Dalam beberapa kasus, PMN itu memang dibutuhkan BUMN karena salah satu fungsi BUMN adalah peningkatan layanan publik. Misalnya, PMN untuk Perum Jamkrindo dalam rangka meningkatkan akses penjaminan bagi sektor mikro-kecil. Dengan menerima PMN, diharapkan banyak sektor mikro yang naik kelas. Jadi, ukuran kinerja buat BUMN seperti ini semestinya bukan profit, tapi seberapa jauh kemampuan efisiensi dan memberikan layanan prima.
Dalam kasus Hutama Karya, maka PMN dibutuhkan karena digunakan untuk pembiayaan infrastruktur tol yang tidak mungkin hanya mengandalkan dana korporasi. Jadi tergantungcase -nya.

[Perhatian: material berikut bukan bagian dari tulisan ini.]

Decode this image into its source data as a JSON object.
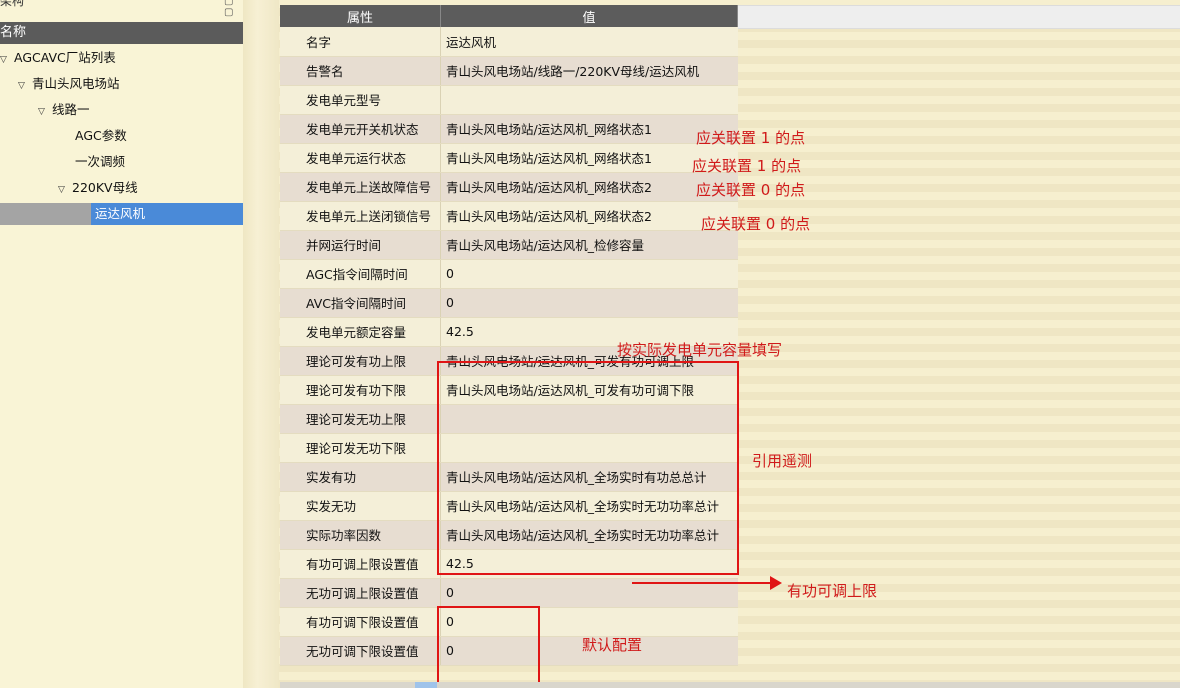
{
  "left_panel": {
    "title": "架构",
    "tools": "▢ ▢",
    "header": "名称",
    "tree": [
      {
        "label": "AGCAVC厂站列表",
        "expanded": true,
        "level": 0
      },
      {
        "label": "青山头风电场站",
        "expanded": true,
        "level": 1
      },
      {
        "label": "线路一",
        "expanded": true,
        "level": 2
      },
      {
        "label": "AGC参数",
        "expanded": null,
        "level": 3
      },
      {
        "label": "一次调频",
        "expanded": null,
        "level": 3
      },
      {
        "label": "220KV母线",
        "expanded": true,
        "level": 3
      },
      {
        "label": "运达风机",
        "expanded": null,
        "level": 4,
        "selected": true
      }
    ]
  },
  "table": {
    "col_key": "属性",
    "col_value": "值",
    "rows": [
      {
        "k": "名字",
        "v": "运达风机"
      },
      {
        "k": "告警名",
        "v": "青山头风电场站/线路一/220KV母线/运达风机"
      },
      {
        "k": "发电单元型号",
        "v": ""
      },
      {
        "k": "发电单元开关机状态",
        "v": "青山头风电场站/运达风机_网络状态1"
      },
      {
        "k": "发电单元运行状态",
        "v": "青山头风电场站/运达风机_网络状态1"
      },
      {
        "k": "发电单元上送故障信号",
        "v": "青山头风电场站/运达风机_网络状态2"
      },
      {
        "k": "发电单元上送闭锁信号",
        "v": "青山头风电场站/运达风机_网络状态2"
      },
      {
        "k": "并网运行时间",
        "v": "青山头风电场站/运达风机_检修容量"
      },
      {
        "k": "AGC指令间隔时间",
        "v": "0"
      },
      {
        "k": "AVC指令间隔时间",
        "v": "0"
      },
      {
        "k": "发电单元额定容量",
        "v": "42.5"
      },
      {
        "k": "理论可发有功上限",
        "v": "青山头风电场站/运达风机_可发有功可调上限"
      },
      {
        "k": "理论可发有功下限",
        "v": "青山头风电场站/运达风机_可发有功可调下限"
      },
      {
        "k": "理论可发无功上限",
        "v": ""
      },
      {
        "k": "理论可发无功下限",
        "v": ""
      },
      {
        "k": "实发有功",
        "v": "青山头风电场站/运达风机_全场实时有功总总计"
      },
      {
        "k": "实发无功",
        "v": "青山头风电场站/运达风机_全场实时无功功率总计"
      },
      {
        "k": "实际功率因数",
        "v": "青山头风电场站/运达风机_全场实时无功功率总计"
      },
      {
        "k": "有功可调上限设置值",
        "v": "42.5"
      },
      {
        "k": "无功可调上限设置值",
        "v": "0"
      },
      {
        "k": "有功可调下限设置值",
        "v": "0"
      },
      {
        "k": "无功可调下限设置值",
        "v": "0"
      }
    ]
  },
  "annotations": {
    "n1": "应关联置 1 的点",
    "n2": "应关联置 1 的点",
    "n3": "应关联置 0 的点",
    "n4": "应关联置 0 的点",
    "capacity": "按实际发电单元容量填写",
    "telemetry": "引用遥测",
    "upper": "有功可调上限",
    "default": "默认配置",
    "color": "#e01515"
  }
}
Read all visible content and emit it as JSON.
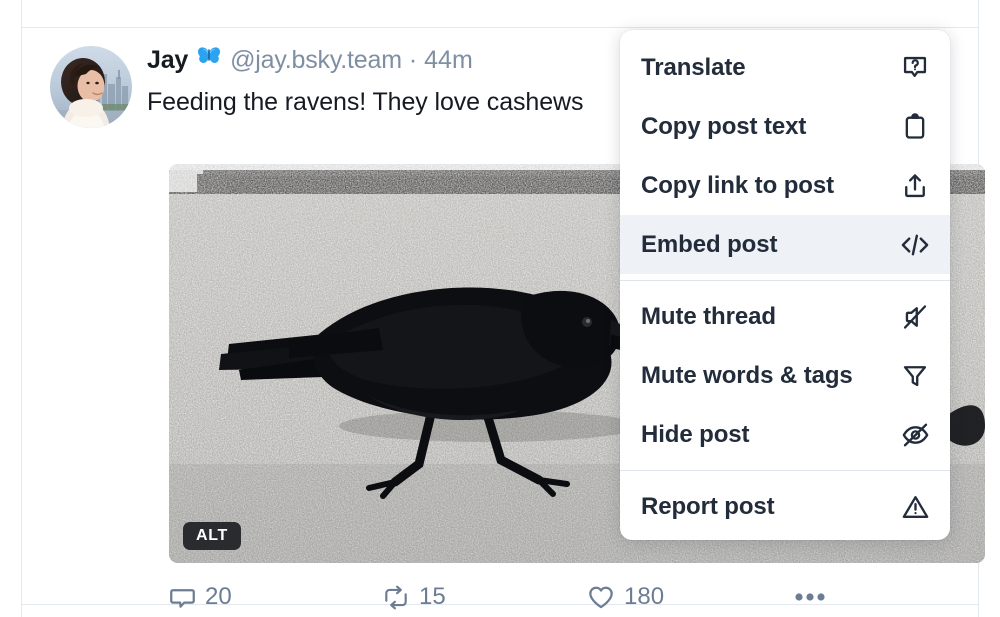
{
  "post": {
    "author": {
      "display_name": "Jay",
      "badge_icon": "butterfly-emoji",
      "handle": "@jay.bsky.team",
      "separator": "·",
      "timestamp": "44m",
      "avatar_icon": "user-avatar-photo"
    },
    "text": "Feeding the ravens! They love cashews",
    "media": {
      "alt_badge": "ALT",
      "description": "A black raven walking on a gravel rooftop",
      "image_icon": "raven-on-gravel-photo"
    },
    "engagement": [
      {
        "name": "reply",
        "icon": "comment-icon",
        "count": "20"
      },
      {
        "name": "repost",
        "icon": "repost-icon",
        "count": "15"
      },
      {
        "name": "like",
        "icon": "heart-icon",
        "count": "180"
      },
      {
        "name": "more",
        "icon": "ellipsis-icon",
        "count": ""
      }
    ]
  },
  "menu": {
    "items": [
      {
        "label": "Translate",
        "icon": "translate-icon",
        "highlighted": false
      },
      {
        "label": "Copy post text",
        "icon": "clipboard-icon",
        "highlighted": false
      },
      {
        "label": "Copy link to post",
        "icon": "share-icon",
        "highlighted": false
      },
      {
        "label": "Embed post",
        "icon": "code-icon",
        "highlighted": true
      },
      {
        "label": "Mute thread",
        "icon": "mute-icon",
        "highlighted": false
      },
      {
        "label": "Mute words & tags",
        "icon": "filter-icon",
        "highlighted": false
      },
      {
        "label": "Hide post",
        "icon": "eye-off-icon",
        "highlighted": false
      },
      {
        "label": "Report post",
        "icon": "warning-icon",
        "highlighted": false
      }
    ]
  },
  "colors": {
    "text_primary": "#161b22",
    "text_muted": "#7f8fa3",
    "menu_text": "#232c3b",
    "menu_highlight": "#eef1f5",
    "engagement": "#6c7d93",
    "border": "#e4e8ef",
    "badge_blue": "#3aabff"
  }
}
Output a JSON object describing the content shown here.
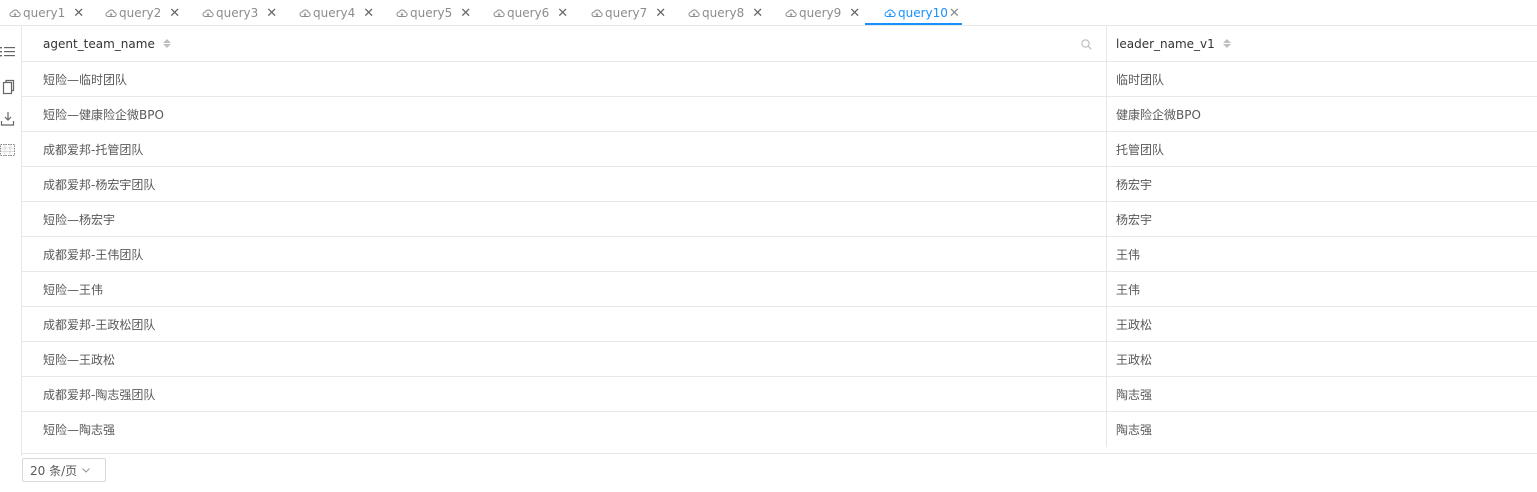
{
  "tabs": [
    {
      "label": "query1",
      "active": false
    },
    {
      "label": "query2",
      "active": false
    },
    {
      "label": "query3",
      "active": false
    },
    {
      "label": "query4",
      "active": false
    },
    {
      "label": "query5",
      "active": false
    },
    {
      "label": "query6",
      "active": false
    },
    {
      "label": "query7",
      "active": false
    },
    {
      "label": "query8",
      "active": false
    },
    {
      "label": "query9",
      "active": false
    },
    {
      "label": "query10",
      "active": true
    }
  ],
  "toolbar": {
    "icons": [
      "list-icon",
      "copy-icon",
      "download-icon",
      "table-settings-icon"
    ]
  },
  "table": {
    "columns": [
      "agent_team_name",
      "leader_name_v1"
    ],
    "rows": [
      [
        "短险—临时团队",
        "临时团队"
      ],
      [
        "短险—健康险企微BPO",
        "健康险企微BPO"
      ],
      [
        "成都爱邦-托管团队",
        "托管团队"
      ],
      [
        "成都爱邦-杨宏宇团队",
        "杨宏宇"
      ],
      [
        "短险—杨宏宇",
        "杨宏宇"
      ],
      [
        "成都爱邦-王伟团队",
        "王伟"
      ],
      [
        "短险—王伟",
        "王伟"
      ],
      [
        "成都爱邦-王政松团队",
        "王政松"
      ],
      [
        "短险—王政松",
        "王政松"
      ],
      [
        "成都爱邦-陶志强团队",
        "陶志强"
      ],
      [
        "短险—陶志强",
        "陶志强"
      ]
    ]
  },
  "pagination": {
    "page_size_label": "20 条/页"
  },
  "colors": {
    "accent": "#1890ff",
    "border": "#e8e8e8",
    "muted_text": "#8c8c8c"
  }
}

Bila ada BUMN yang sudah diberi PMN tapi masih rugi, padahal sebagian besar tujuannya adalah profit oriented, BUMN tersebut perlu direstrukturisasi total. Tidak perlu diberi PMN lagi. Opsi restrukturisasi bisa termasuk mengundang strategic investor masuk sehingga tidak membebani APBN.
Terkait penataan BUMN, Menteri BUMN Erick Thohir mengatakan, sekarang akan fokus terlebih dahulu membentuk subholding BUMN. Dalam pemahaman saya, sebenarnya keduanya (sektoral holding dan subholding) hampir mirip. Kedua sektoral holding yang digabung adalah BUMN-BUMN yang sejenis. Misal BUMN Pelindo dijadikan satu, atau BUMN Angkasa Pura juga dijadikan satu. Sedangkan sub holding basisnya adalah value chain.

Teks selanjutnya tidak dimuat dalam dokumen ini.